Au début du XXème siècle, en Autriche, le jeune Toerless intègre un internat. Une nuit, un vol a lieu : deux élèves démasquent le coupable et menacent de le dénoncer s’il ne satisfait pas leurs désirs…

Quelques spoilers.

Les Désarrois de l’élève Toerless réactive une question qui me taraude depuis longtemps, devant tant de films de la période : le cinéma moderne ne se résumerait-il pas, pour une grande part, à du cinéma de genre refoulé ? À un équivalent cérébral chichiteux, mal digéré, mal assumé, de tout ce qui se qui se tramait de gore et d’érotique au cœur des salles de quartier, durant les exactes mêmes années ?

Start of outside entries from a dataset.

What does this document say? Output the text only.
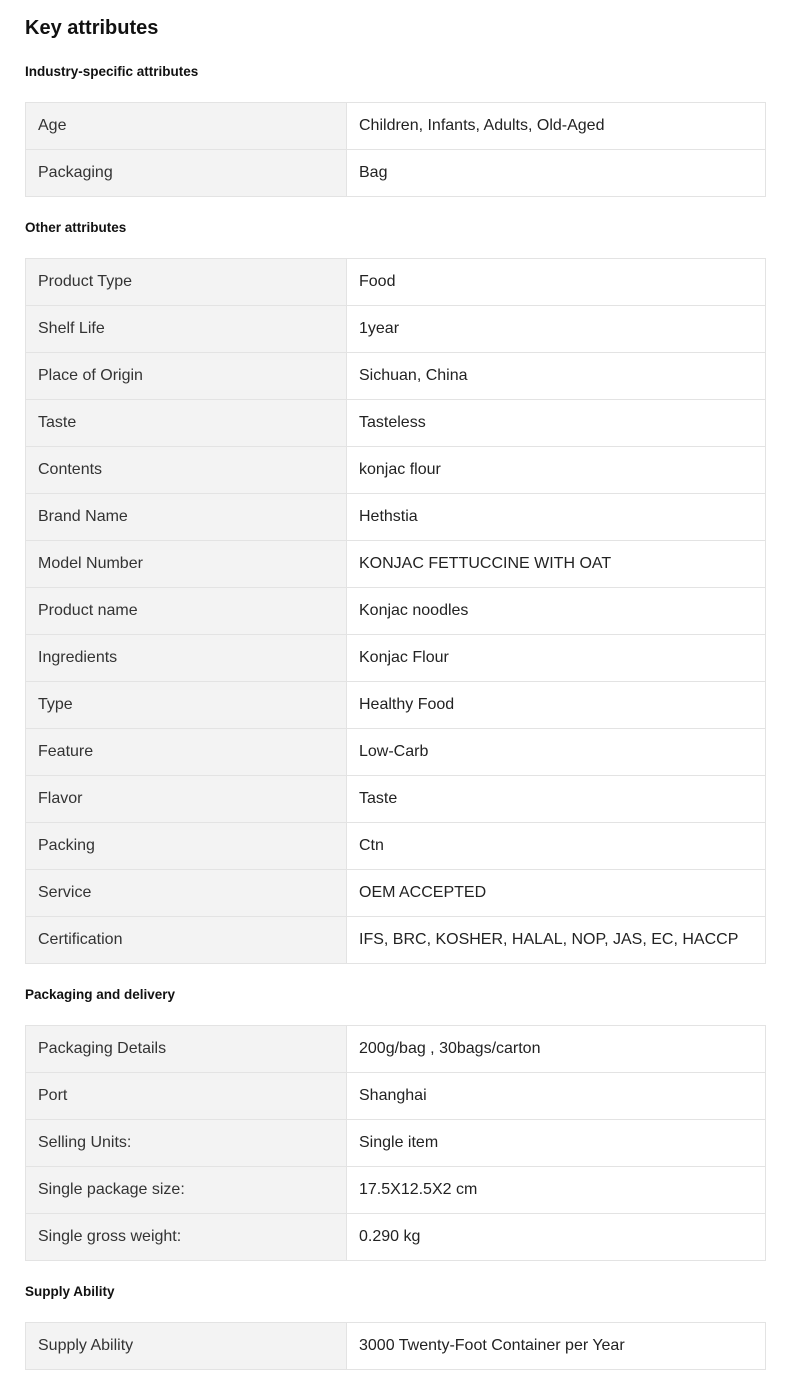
Key attributes
Industry-specific attributes
Age	Children, Infants, Adults, Old-Aged
Packaging	Bag
Other attributes
Product Type	Food
Shelf Life	1year
Place of Origin	Sichuan, China
Taste	Tasteless
Contents	konjac flour
Brand Name	Hethstia
Model Number	KONJAC FETTUCCINE WITH OAT
Product name	Konjac noodles
Ingredients	Konjac Flour
Type	Healthy Food
Feature	Low-Carb
Flavor	Taste
Packing	Ctn
Service	OEM ACCEPTED
Certification	IFS, BRC, KOSHER, HALAL, NOP, JAS, EC, HACCP
Packaging and delivery
Packaging Details	200g/bag , 30bags/carton
Port	Shanghai
Selling Units:	Single item
Single package size:	17.5X12.5X2 cm
Single gross weight:	0.290 kg
Supply Ability
Supply Ability	3000 Twenty-Foot Container per Year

Ce film d’internat SM, on se dit qu’il serait aujourd’hui, s’il sortait dans nos salles, un objet fétichiste et pop : un film dandy, conscient et heureux de jouer avec nos kinks et l’imagerie (celle du film de pension, ce quasi sous-genre du cinéma de fesses). Lecture anachronique, sans doute, car à l’époque ce film se conçoit sûrement d’abord comme un objet signifiant et politique : face à un cinéma allemand alors endormi, muet au sujet de son proche passé écrasant, Schlöndorff met à jour les mécanismes expliquant l’avènement et l’acceptation du nazisme au sein d’une collectivité. Mais la dimension érogène qui traîne malgré tout entre les images, est-elle alors un accident, un mirage – ou bien le fond secret du film, qui prendrait les beaux habits du pensum politique pour aller jouir ?

Schlöndorff se montre d’abord plutôt brillant sur la question : comme quelques années plus tard dans Au nom du père (Bellochio), ou encore dans Suspiria (Argento), le pensionnat sadique est un cadre légèrement onirique, horrifique, presque fantastique – bref, un cadre qui, face aux pulsions, cultive notre fascination, et pas seulement notre recul. Les enfants, lâchés par le train au milieu d’un décor absurde (des rails perdus au milieu de nulle part), vont où ils veulent et comme ils veulent, se comportant en petits seigneurs arrogants (avec les filles de l’auberge, notamment), dans un village ancien, et autour d’une école-château où l’on rentre le soir tombé, qui donnent à l’ensemble un air tout à fait médiéval… Le décor fantasmatique, sidérant, est posé.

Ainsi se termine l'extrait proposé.